Paragraph 2. Time-bound measures. The Committee takes note of the Government’s indication in its report that Malaysian legislation prohibits and eliminates the worst forms of child labour. It also indicates that promotional programmes are held by the Department of Labour on the importance of education in eliminating child labour, especially amongst employers, and that the Ministry of Education will take the appropriate action to ensure access to free basic education. It further indicates that the Welfare Department is designated to provide necessary and appropriate direct assistance for the removal of children from the worst forms of child labour and for their rehabilitation and social integration. However, the Committee notes that no concrete measures seem to have been adopted up to now. The Committee encourages the Government to adopt effective and time-bound measures to: (a) prevent the engagement of children in the worst forms of child labour; (b) provide the necessary and appropriate direct assistance for the removal of children from the worst forms of child labour, and for their rehabilitation and social integration; (c) ensure access to free basic education and, wherever possible and appropriate, vocational training for all children removed from the worst forms of child labour; (d) identify and reach out to children at special risk; and (e) take into account the special situation of girls. It requests the Government to provide information on any development in this regard.

Article 8. The Committee notes that Malaysia ratified the United Nations Convention on the Rights of the Child in 1995. It also notes that it is a member of Interpol, which helps cooperation between countries in the different regions, especially in the fight against trafficking of children. The Committee asks the Government to indicate any steps taken to assist other member States in giving effect to provisions of the Convention through enhanced international cooperation and/or assistance, including support for social and economic development, poverty eradication programmes and universal education, in conformity with the requirements of the Convention.
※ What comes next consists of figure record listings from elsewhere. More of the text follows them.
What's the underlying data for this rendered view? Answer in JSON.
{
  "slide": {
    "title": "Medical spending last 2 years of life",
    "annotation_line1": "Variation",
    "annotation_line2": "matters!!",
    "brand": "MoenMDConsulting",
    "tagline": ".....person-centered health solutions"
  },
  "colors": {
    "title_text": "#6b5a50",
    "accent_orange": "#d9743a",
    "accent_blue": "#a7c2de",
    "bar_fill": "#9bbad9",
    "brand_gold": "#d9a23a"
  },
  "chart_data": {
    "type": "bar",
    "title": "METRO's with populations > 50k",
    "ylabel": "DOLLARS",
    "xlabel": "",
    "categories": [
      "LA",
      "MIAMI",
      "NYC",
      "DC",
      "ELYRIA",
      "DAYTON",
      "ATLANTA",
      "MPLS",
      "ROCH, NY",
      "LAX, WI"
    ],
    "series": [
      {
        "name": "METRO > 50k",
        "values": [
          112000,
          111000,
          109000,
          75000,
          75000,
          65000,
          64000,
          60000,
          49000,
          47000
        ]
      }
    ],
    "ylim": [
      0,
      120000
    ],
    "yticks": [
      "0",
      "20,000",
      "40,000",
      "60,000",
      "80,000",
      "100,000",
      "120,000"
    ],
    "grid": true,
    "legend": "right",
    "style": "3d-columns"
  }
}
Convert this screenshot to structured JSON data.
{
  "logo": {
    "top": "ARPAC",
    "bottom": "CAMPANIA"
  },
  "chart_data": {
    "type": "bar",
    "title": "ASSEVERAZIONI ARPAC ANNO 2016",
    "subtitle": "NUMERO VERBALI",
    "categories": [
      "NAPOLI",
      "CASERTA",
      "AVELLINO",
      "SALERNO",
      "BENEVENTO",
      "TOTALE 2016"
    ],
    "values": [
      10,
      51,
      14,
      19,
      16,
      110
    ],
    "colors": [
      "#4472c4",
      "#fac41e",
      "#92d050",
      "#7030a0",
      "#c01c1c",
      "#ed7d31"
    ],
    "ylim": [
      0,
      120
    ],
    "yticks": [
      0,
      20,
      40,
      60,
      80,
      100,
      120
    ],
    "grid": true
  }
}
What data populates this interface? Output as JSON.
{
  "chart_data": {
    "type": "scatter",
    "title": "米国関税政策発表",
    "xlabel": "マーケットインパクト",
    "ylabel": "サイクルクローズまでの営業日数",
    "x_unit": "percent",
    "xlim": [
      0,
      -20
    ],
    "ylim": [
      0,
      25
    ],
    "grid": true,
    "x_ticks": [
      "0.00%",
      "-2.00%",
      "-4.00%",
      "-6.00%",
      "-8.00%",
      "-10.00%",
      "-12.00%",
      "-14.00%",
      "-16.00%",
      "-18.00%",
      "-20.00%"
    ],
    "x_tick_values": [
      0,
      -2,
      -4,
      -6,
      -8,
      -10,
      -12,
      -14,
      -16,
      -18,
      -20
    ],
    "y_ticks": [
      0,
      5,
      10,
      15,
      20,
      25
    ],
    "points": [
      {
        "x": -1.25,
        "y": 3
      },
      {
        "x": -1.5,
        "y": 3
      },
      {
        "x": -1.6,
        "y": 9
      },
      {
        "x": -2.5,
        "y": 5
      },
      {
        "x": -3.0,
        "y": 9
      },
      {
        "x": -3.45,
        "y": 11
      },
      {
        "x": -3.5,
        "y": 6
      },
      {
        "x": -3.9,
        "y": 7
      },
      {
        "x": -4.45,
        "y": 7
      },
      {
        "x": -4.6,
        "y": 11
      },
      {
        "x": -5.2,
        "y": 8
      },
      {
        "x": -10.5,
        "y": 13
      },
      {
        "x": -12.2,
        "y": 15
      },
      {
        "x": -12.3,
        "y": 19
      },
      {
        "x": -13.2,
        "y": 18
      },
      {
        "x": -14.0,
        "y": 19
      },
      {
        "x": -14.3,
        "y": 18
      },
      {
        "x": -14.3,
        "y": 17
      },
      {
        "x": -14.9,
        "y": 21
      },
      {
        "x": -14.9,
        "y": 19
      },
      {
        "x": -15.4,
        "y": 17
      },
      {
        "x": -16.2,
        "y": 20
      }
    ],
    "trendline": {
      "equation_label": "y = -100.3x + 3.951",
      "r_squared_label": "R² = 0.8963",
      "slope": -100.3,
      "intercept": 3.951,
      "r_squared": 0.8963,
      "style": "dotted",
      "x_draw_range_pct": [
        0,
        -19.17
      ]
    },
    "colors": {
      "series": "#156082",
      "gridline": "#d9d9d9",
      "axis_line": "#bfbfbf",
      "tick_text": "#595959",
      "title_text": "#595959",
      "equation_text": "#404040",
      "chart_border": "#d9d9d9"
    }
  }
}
Parts IV and V of the report form. The Committee notes that the Government indicates in its report that it is not aware of any incident regarding the worst forms of child labour as defined under Article 3 of the Convention. It also indicates that inspections and investigations are carried out to ensure compliance of the Children and Young Persons (Employment) Act, 1966, by employers. However, the Committee notes the Government’s statement, under Part V of the report form, that no information is available regarding copies or extracts from official documents, including inspection reports, studies and inquiries, and information on the nature, extent and trends of those forms of child labour, the number of children covered by the measures giving effect to the Convention, the number and nature of infringements reported and penal sanctions applied. The Committee asks the Government to provide information on the outcome of the inspections and investigations carried out to ensure compliance of the Children and Young Persons (Employment) Act, 1966.

The Committee notes that efforts are under way for the tripartite committee set up by the Government to review all labour legislation to start reviewing the Children and Young Persons (Employment) Act, 1966. The Committee would strongly encourage the Government to ensure that the tripartite committee will, during its review of the 1966 Act, take into consideration the Committee’s detailed comments on discrepancies between national legislation and the Convention. The Committee requests the Government to inform it of any progress made in amending national legislation in its next report and invites it to consider technical assistance from the ILO.